Phlegmacium ochribubalinum

Scientific classification
- Kingdom: Fungi
- Division: Basidiomycota
- Class: Agaricomycetes
- Order: Agaricales
- Family: Cortinariaceae
- Genus: Phlegmacium
- Species: P. ochribubalinum
- Binomial name: Phlegmacium ochribubalinum (Kytöv., Liimat. & Niskanen) Niskanen & Liimat. (2022)
- Synonyms: Cortinarius ochribubalinus Kytöv., Liimat. & Niskanen (2014);

= Phlegmacium ochribubalinum =

- Authority: (Kytöv., Liimat. & Niskanen) Niskanen & Liimat. (2022)
- Synonyms: Cortinarius ochribubalinus

Species of mushroom-forming fungus

Phlegmacium ochribubalinum is a species of mushroom-forming fungus in the family Cortinariaceae, originally described in 2014 as Cortinarius ochribubalinus before being reclassified in 2022 based on molecular data. The mushroom features a 5–8 centimetre cap with an ochre-yellow centre fading to whitish at the margins, moderately spaced pale brownish-grey gills, and a club-shaped white stipe that gradually turns pale brown-yellow with age. It grows on the ground among deciduous trees in South Finland, particularly in species-rich woodlands dominated by aspen, birch, alder, oak, hazel and other broad-leaved trees.

==Taxonomy==

The species was described in 2014 and classified as Cortinarius ochribubalinus. It was placed in the subgenus Phlegmacium of the large mushroom genus Cortinarius. The specific epithet ochribubalinum refers to the ochre colour of the fruitbodies. The type collection was made on 2 September 1993 in Pirttimäki, Nuuksio (Espoo, Uusimaa, Finland), in a species‑rich grass‑and‑herb woodland dominated by aspen (Populus tremula), birch (Betula), grey alder (Alnus incana), oak (Quercus), hazel (Corylus), bird cherry (Prunus padus) and various willows (Salix spp.), with scattered mature pines (Pinus) and young spruce (spruce). The holotype (H6032734) collected under the catalogue number IK 93‑641 is preserved at the herbarium of the University of Helsinki (H).

In 2022 the species was transferred from Cortinarius and reclassified as Phlegmacium ochribubalinum based on molecular data.

==Description==

The cap (pileus) of Phlegmacium ochribubalinum measures 5–8 cm across and begins convex, soon flattening to a slight dome (plano‑convex), occasionally bearing a broad central bump (umbo). Its surface is very finely fibrillose—covered in delicate fibres—and has an ochre‑yellow centre that grades to whitish at the margin. Beneath the cap, the gills (lamellae) are moderately spaced and notched where they attach to the stipe (emarginate). They start a very pale brownish‑grey and deepen to pale brown as the mushroom matures.
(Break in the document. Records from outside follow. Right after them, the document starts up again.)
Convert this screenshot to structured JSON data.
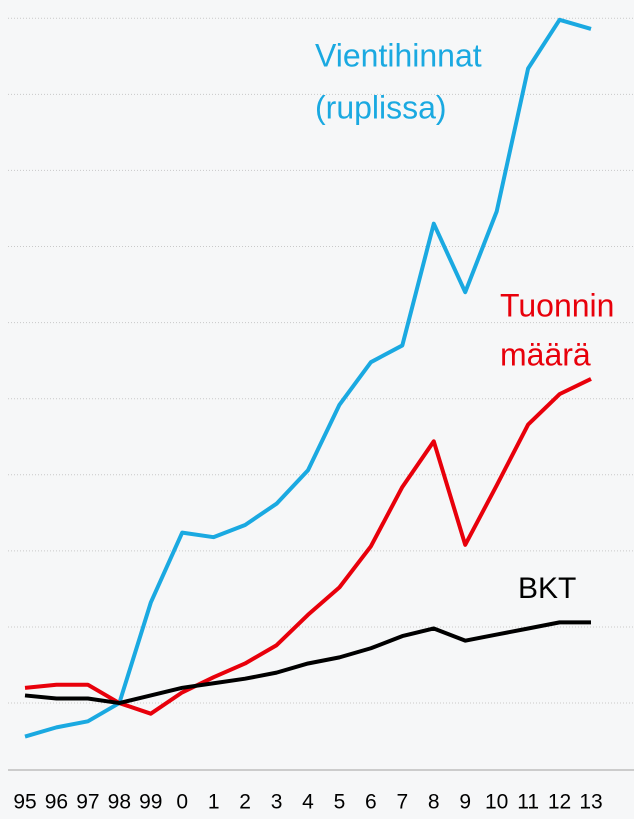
{
  "chart_data": {
    "type": "line",
    "categories": [
      "95",
      "96",
      "97",
      "98",
      "99",
      "0",
      "1",
      "2",
      "3",
      "4",
      "5",
      "6",
      "7",
      "8",
      "9",
      "10",
      "11",
      "12",
      "13"
    ],
    "series": [
      {
        "label": [
          "Vientihinnat",
          "(ruplissa)"
        ],
        "color": "#1aa9e1",
        "values": [
          78,
          84,
          88,
          100,
          166,
          212,
          209,
          217,
          231,
          253,
          296,
          324,
          335,
          415,
          370,
          423,
          517,
          549,
          543
        ]
      },
      {
        "label": [
          "Tuonnin",
          "määrä"
        ],
        "color": "#e8000b",
        "values": [
          110,
          112,
          112,
          100,
          93,
          107,
          117,
          126,
          138,
          158,
          176,
          203,
          242,
          272,
          204,
          243,
          283,
          303,
          313
        ]
      },
      {
        "label": [
          "BKT"
        ],
        "color": "#000000",
        "values": [
          105,
          103,
          103,
          100,
          105,
          110,
          113,
          116,
          120,
          126,
          130,
          136,
          144,
          149,
          141,
          145,
          149,
          153,
          153
        ]
      }
    ],
    "ylim": [
      56,
      562
    ],
    "yticks": [
      100,
      150,
      200,
      250,
      300,
      350,
      400,
      450,
      500,
      550
    ],
    "grid": true
  }
}
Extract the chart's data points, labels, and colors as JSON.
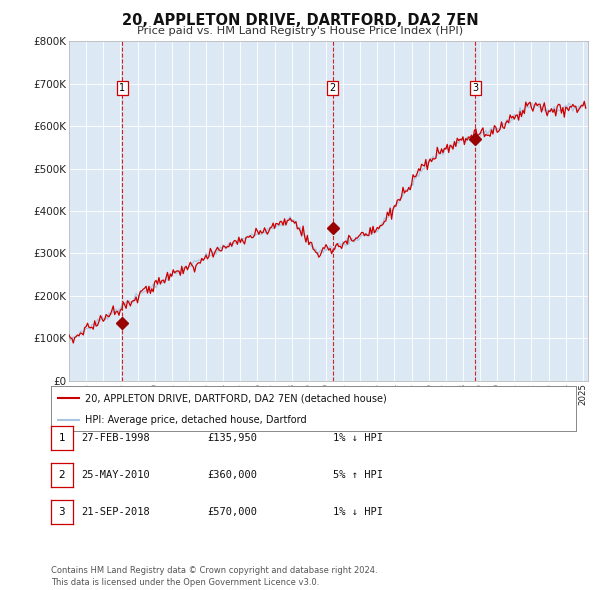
{
  "title": "20, APPLETON DRIVE, DARTFORD, DA2 7EN",
  "subtitle": "Price paid vs. HM Land Registry's House Price Index (HPI)",
  "background_color": "white",
  "plot_bg_color": "#dce9f5",
  "hpi_line_color": "#a8c4e0",
  "price_line_color": "#cc0000",
  "marker_color": "#990000",
  "vline_color": "#cc0000",
  "ylim": [
    0,
    800000
  ],
  "yticks": [
    0,
    100000,
    200000,
    300000,
    400000,
    500000,
    600000,
    700000,
    800000
  ],
  "ytick_labels": [
    "£0",
    "£100K",
    "£200K",
    "£300K",
    "£400K",
    "£500K",
    "£600K",
    "£700K",
    "£800K"
  ],
  "sales": [
    {
      "date_num": 1998.12,
      "price": 135950,
      "label": "1"
    },
    {
      "date_num": 2010.39,
      "price": 360000,
      "label": "2"
    },
    {
      "date_num": 2018.72,
      "price": 570000,
      "label": "3"
    }
  ],
  "legend_house_label": "20, APPLETON DRIVE, DARTFORD, DA2 7EN (detached house)",
  "legend_hpi_label": "HPI: Average price, detached house, Dartford",
  "table_rows": [
    {
      "num": "1",
      "date": "27-FEB-1998",
      "price": "£135,950",
      "pct": "1%",
      "dir": "↓",
      "vs": "HPI"
    },
    {
      "num": "2",
      "date": "25-MAY-2010",
      "price": "£360,000",
      "pct": "5%",
      "dir": "↑",
      "vs": "HPI"
    },
    {
      "num": "3",
      "date": "21-SEP-2018",
      "price": "£570,000",
      "pct": "1%",
      "dir": "↓",
      "vs": "HPI"
    }
  ],
  "footer": "Contains HM Land Registry data © Crown copyright and database right 2024.\nThis data is licensed under the Open Government Licence v3.0."
}
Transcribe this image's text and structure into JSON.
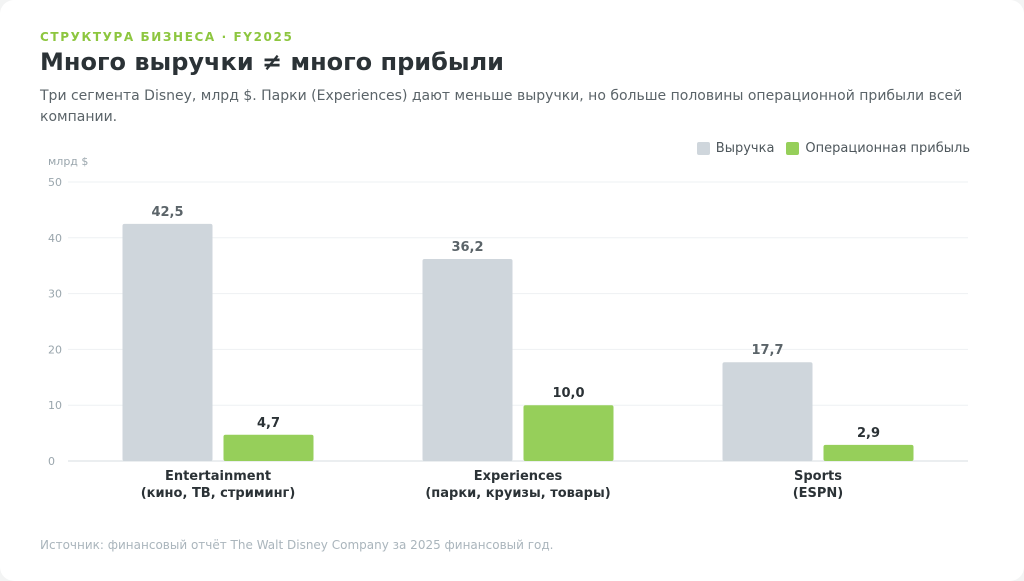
{
  "header": {
    "kicker": "СТРУКТУРА БИЗНЕСА · FY2025",
    "title": "Много выручки ≠ много прибыли",
    "subtitle": "Три сегмента Disney, млрд $. Парки (Experiences) дают меньше выручки, но больше половины операционной прибыли всей компании."
  },
  "footer": {
    "source": "Источник: финансовый отчёт The Walt Disney Company за 2025 финансовый год."
  },
  "colors": {
    "revenue": "#cfd6dc",
    "profit": "#96cf5a",
    "revenue_label": "#5b6469",
    "profit_label": "#2b3236"
  },
  "chart_data": {
    "type": "bar",
    "ylabel": "млрд $",
    "ylim": [
      0,
      50
    ],
    "yticks": [
      0,
      10,
      20,
      30,
      40,
      50
    ],
    "grid": true,
    "legend_position": "top-right",
    "categories": [
      {
        "line1": "Entertainment",
        "line2": "(кино, ТВ, стриминг)"
      },
      {
        "line1": "Experiences",
        "line2": "(парки, круизы, товары)"
      },
      {
        "line1": "Sports",
        "line2": "(ESPN)"
      }
    ],
    "series": [
      {
        "name": "Выручка",
        "values": [
          42.5,
          36.2,
          17.7
        ],
        "labels": [
          "42,5",
          "36,2",
          "17,7"
        ]
      },
      {
        "name": "Операционная прибыль",
        "values": [
          4.7,
          10.0,
          2.9
        ],
        "labels": [
          "4,7",
          "10,0",
          "2,9"
        ]
      }
    ]
  }
}
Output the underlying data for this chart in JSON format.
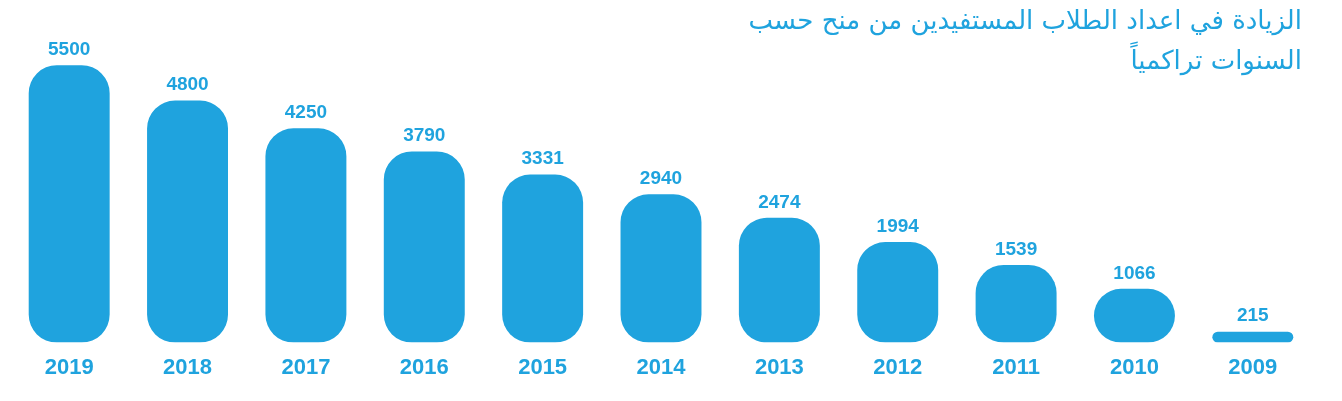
{
  "chart_data": {
    "type": "bar",
    "title": "الزيادة في اعداد الطلاب المستفيدين من منح حسب السنوات تراكمياً",
    "categories": [
      "2019",
      "2018",
      "2017",
      "2016",
      "2015",
      "2014",
      "2013",
      "2012",
      "2011",
      "2010",
      "2009"
    ],
    "values": [
      5500,
      4800,
      4250,
      3790,
      3331,
      2940,
      2474,
      1994,
      1539,
      1066,
      215
    ],
    "color": "#1fa3de",
    "data_labels": true,
    "grid": false,
    "legend": false
  }
}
The stipe stands 6–10 cm tall, narrowing from 1.5–2 cm at the base to 0.8–1.3 cm at the apex. It is club‑shaped (clavate), initially white, and gradually acquires a pale brown‑yellow hue with age. A thin white universal veil may persist as a delicate film on the cap margin and as narrow belts encircling the stipe. The flesh (context) is uniformly white, and the mushroom emits a pleasantly mild odour. When dried and deposited as specimens (Latin: specimina exsiccata) in herbaria, the cap centre becomes warm yellow‑brown, fading to a pale leather colour or nearly white toward the edge; the stipe matches the cap's paler tones.

Under the microscope, spores measured in Melzer's reagent average 12.5–14.3 by 7.5–8.2 μm (length–middle value–width). They are almond‑shaped (amygdaloid), densely warted (verrucose), especially near the tip, and show a moderate dextrinoid reaction (reddish‑brown staining). The four‑spored basidia are 39–48 by 9–12 μm and contain granules from large to minute. The inner gill tissue (trama) is formed of hyphae bearing dark, almost black granules, while hyphae at the stipe apex are yellow with clear droplets (guttules) but lack granules. Veil (cortina) hyphae are sand‑brown to slightly reddish with scattered red granules.

The cap cuticle (pileipellis) comprises a somewhat gelatinous layer of hyphae 3–10 μm wide, ochraceous brown near the surface and finely encrusted; deeper layers carry small to large brown granule mounds and sausage‑shaped clusters. Beneath this lies a well‑developed hypoderm of red‑brown, granulose hyphae, giving the cap surface its characteristic layered appearance.

==Habitat and distribution==

Phlegmacium ochribubalinum is found in South Finland, where it grows on the ground with deciduous trees.